Chronique du crime et de l'innocence, tome 3/8 Recueil des événements les plus tragiques;...

Part 2

Chapter 23,729 wordsPublic domain

Ces particularités sont loin d'être indifférentes pour l'intelligence de la suite de ce récit.

Cette famille respectable jouissait d'un bien honnête, comptait un grand nombre d'amis, n'avait ni procès ni querelle avec personne. Peut-être quelques marchands jaloux de la prospérité de leur maison de commerce, surtout à cause de leur différence de religion, excitaient sourdement la populace contre ces gens estimables; mais ceux-ci ne répondaient aux procédés haineux que par une constante modération.

Enfin un jour, c'était le 13 octobre 1761, un fils de M. Lavaisse, fameux avocat de Toulouse, arrivé de Bordeaux, est rencontré par hasard par Calas père et Marc-Antoine, son fils aîné, qui invitent ce jeune homme à souper. Le jeune Lavaisse accepte. On se met à table à sept heures; on fait un repas frugal au premier étage de la maison. La cuisine touchait presque à la salle à manger; la servante catholique, dont on vient de parler, servait à table, entendant et voyant tout. Marc-Antoine, le fils aîné, se lève de table un peu avant les autres, et passe dans la cuisine. La servante lui dit: «Approchez-vous du feu.--Ah! répondit-il, _je brûle!_» Après avoir proféré ces paroles étranges d'une voix sombre, il descend au magasin avec un air profondément pensif. La famille, avec le jeune Lavaisse, continue une conversation paisible jusqu'à neuf heures trois quarts sans se quitter un seul instant. M. Lavaisse se retire: Pierre, le second fils Calas, prend un flambeau pour l'éclairer. Ils descendent.... Mais quel spectacle se présente à leurs yeux! La porte du magasin est ouverte, les deux battans rapprochés; un bâton, fait pour serrer et rapprocher les ballots, passé au haut des deux battans, une corde à nœuds coulans, et le malheureux Marc-Antoine Calas suspendu, en chemise, à cette espèce de gibet; sa chevelure était arrangée avec soin, et son habit plié sur le comptoir.

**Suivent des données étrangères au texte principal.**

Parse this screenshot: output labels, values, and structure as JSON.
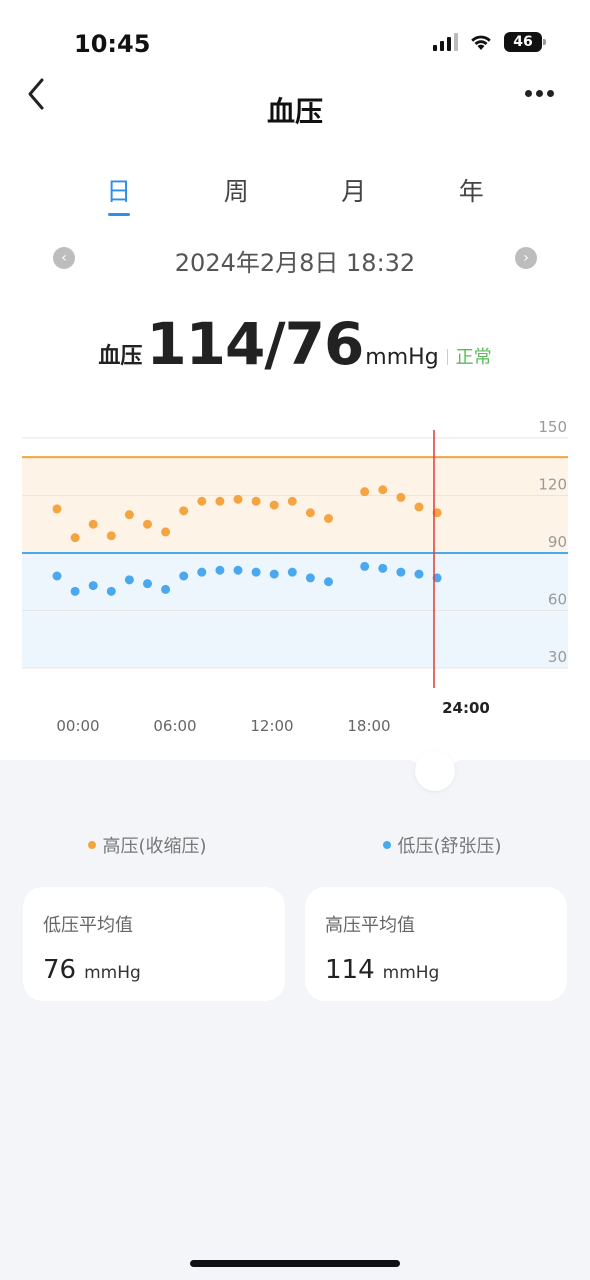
{
  "status_bar": {
    "time": "10:45",
    "battery": "46"
  },
  "nav": {
    "title": "血压"
  },
  "tabs": [
    {
      "label": "日",
      "active": true
    },
    {
      "label": "周",
      "active": false
    },
    {
      "label": "月",
      "active": false
    },
    {
      "label": "年",
      "active": false
    }
  ],
  "date": {
    "text": "2024年2月8日   18:32"
  },
  "reading": {
    "label": "血压",
    "value": "114/76",
    "unit": "mmHg",
    "status": "正常"
  },
  "colors": {
    "systolic": "#f5a442",
    "diastolic": "#4aa8ee",
    "marker": "#e03a3a",
    "normal_status": "#5bbb5b",
    "accent": "#2f8ee8"
  },
  "chart_data": {
    "type": "scatter",
    "y_ticks": [
      "150",
      "120",
      "90",
      "60",
      "30"
    ],
    "ylim": [
      30,
      150
    ],
    "x_labels": [
      "00:00",
      "06:00",
      "12:00",
      "18:00"
    ],
    "marker_label": "24:00",
    "bands": {
      "systolic_threshold": 140,
      "diastolic_threshold": 90
    },
    "series": [
      {
        "name": "高压(收缩压)",
        "color": "#f5a442",
        "values": [
          113,
          98,
          105,
          99,
          110,
          105,
          101,
          112,
          117,
          117,
          118,
          117,
          115,
          117,
          111,
          108,
          null,
          122,
          123,
          119,
          114,
          111
        ]
      },
      {
        "name": "低压(舒张压)",
        "color": "#4aa8ee",
        "values": [
          78,
          70,
          73,
          70,
          76,
          74,
          71,
          78,
          80,
          81,
          81,
          80,
          79,
          80,
          77,
          75,
          null,
          83,
          82,
          80,
          79,
          77
        ]
      }
    ]
  },
  "legend": {
    "systolic": "高压(收缩压)",
    "diastolic": "低压(舒张压)"
  },
  "cards": {
    "left": {
      "title": "低压平均值",
      "value": "76",
      "unit": "mmHg"
    },
    "right": {
      "title": "高压平均值",
      "value": "114",
      "unit": "mmHg"
    }
  }
}
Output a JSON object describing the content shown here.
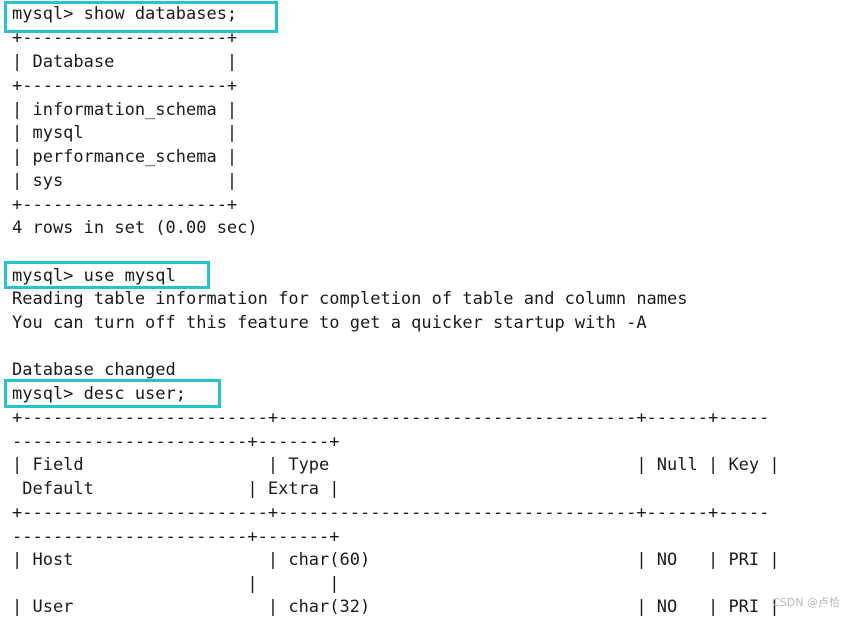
{
  "terminal": {
    "lines": [
      "mysql> show databases;",
      "+--------------------+",
      "| Database           |",
      "+--------------------+",
      "| information_schema |",
      "| mysql              |",
      "| performance_schema |",
      "| sys                |",
      "+--------------------+",
      "4 rows in set (0.00 sec)",
      "",
      "mysql> use mysql",
      "Reading table information for completion of table and column names",
      "You can turn off this feature to get a quicker startup with -A",
      "",
      "Database changed",
      "mysql> desc user;",
      "+------------------------+-----------------------------------+------+-----",
      "-----------------------+-------+",
      "| Field                  | Type                              | Null | Key |",
      " Default               | Extra |",
      "+------------------------+-----------------------------------+------+-----",
      "-----------------------+-------+",
      "| Host                   | char(60)                          | NO   | PRI |",
      "                       |       |",
      "| User                   | char(32)                          | NO   | PRI |"
    ]
  },
  "highlight_color": "#27c3cc",
  "watermark": "CSDN @卢恰"
}
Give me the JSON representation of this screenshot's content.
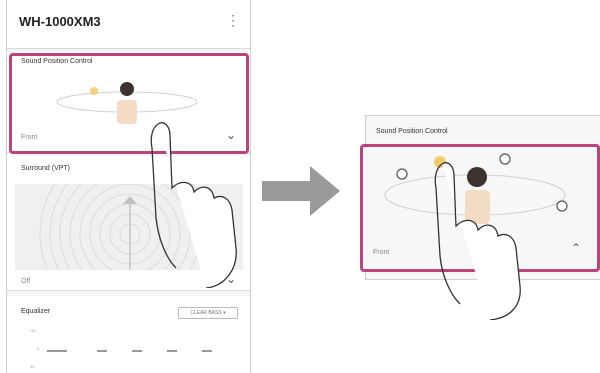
{
  "app": {
    "title": "WH-1000XM3",
    "menu_icon": "kebab-menu-icon"
  },
  "sound_position": {
    "title": "Sound Position Control",
    "value": "Front"
  },
  "surround": {
    "title": "Surround (VPT)",
    "value": "Off"
  },
  "equalizer": {
    "title": "Equalizer",
    "preset": "CLEAR BASS",
    "levels": [
      "+10",
      "0",
      "-10"
    ]
  },
  "expanded_panel": {
    "title": "Sound Position Control",
    "value": "Front"
  },
  "colors": {
    "highlight": "#b9447a",
    "arrow": "#9a9a9a",
    "selected_dot": "#f2c14e"
  }
}
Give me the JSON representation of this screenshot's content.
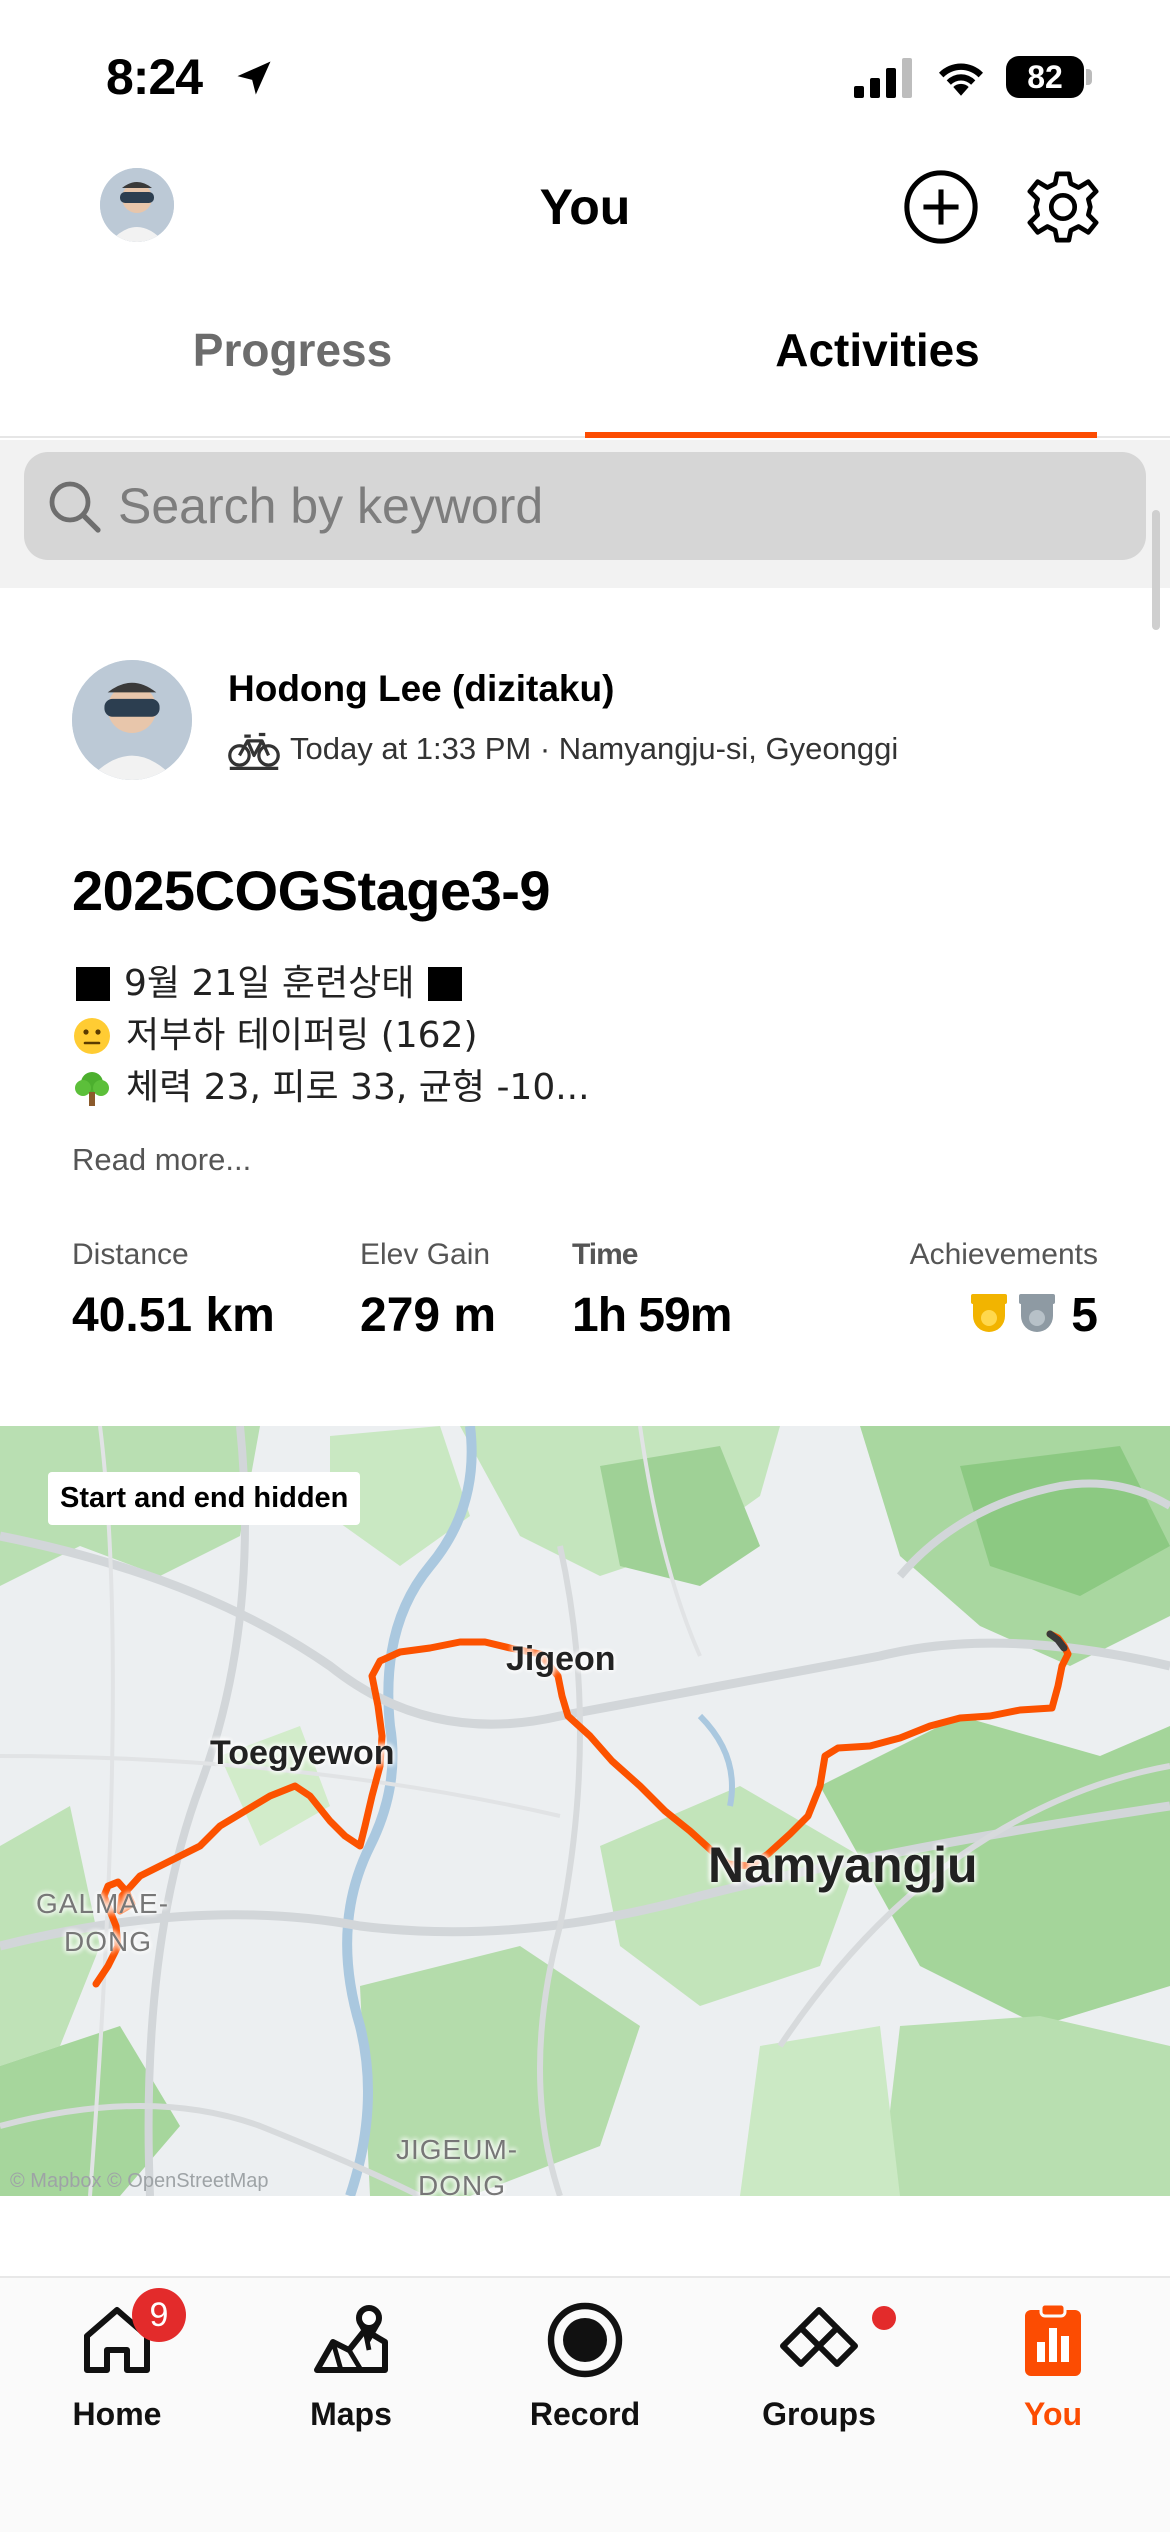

Que l'on juge de l'horreur des deux jeunes gens à cette épouvantable vue! Ils poussent des cris d'effroi en remontant l'escalier; ils appellent le père: la mère toute tremblante veut descendre aussi; on l'arrête, on la supplie de rester. L'un vole chez le chirurgien, l'autre chez les magistrats. Le père embrasse son fils mort; la corde cède au premier effort, parce qu'un des bouts du bâton glissait aisément sur les battans de la porte, et que le corps soulevé par le père n'assujétissait plus ce billot. La mère veut faire avaler à son fils des liqueurs spiritueuses; la servante prodiguait aussi tous ses soins; mais tout était inutile, le jeune Calas était mort.

Cependant la populace s'assemble; elle investit la maison de Calas. Les conjectures commencent à circuler. Les uns disent que le jeune homme est mort martyr; que sa famille l'avait étranglé pour prévenir son abjuration. D'autres ajoutent que cette abjuration devait avoir lieu le lendemain. Suivant d'autres ignorans fanatiques, la religion protestante ordonne aux pères et mères d'égorger ou d'étrangler leurs enfans lorsqu'ils veulent se faire catholiques. Ce point de doctrine est affermi par d'autres, qui ajoutent que dans leur dernière assemblée les protestans ont nommé un bourreau de la secte; que le jeune Lavaisse est sans doute ce bourreau, et qu'il est venu tout exprès de Bordeaux à Toulouse pour pendre son ami. Voilà de quelles absurdités se forme souvent la voix du peuple, que l'on veut bien appeler aussi la voix de Dieu. Annoncez au peuple les choses les plus extraordinaires, les plus surnaturelles, les plus impossibles; il ne lui faut pas de preuves; il croira sans peine ce qu'on veut bien lui faire croire; comme une éponge, il aspire toutes les parties du récit merveilleux qu'on lui fait; il se passionne aveuglément pour soutenir que c'est la vérité; et toujours, sans s'enquérir des preuves, il braverait la mort pour son opinion. Tel est le fanatisme de la populace; mais des juges doivent-ils se laisser entraîner à partager de semblables erreurs, surtout quand il s'agit du sang d'un malheureux père accusé du meurtre de son fils, quand il s'agit de décider du sort de toute une honnête famille?

Ceux qui avaient entendu les cris de Pierre Calas et du jeune Lavaisse, et les gémissemens du père et de la mère Calas, à neuf heures trois quarts, ne manquaient pas d'affirmer qu'ils avaient entendu les cris du jeune homme étranglé, lequel cependant était mort deux heures auparavant.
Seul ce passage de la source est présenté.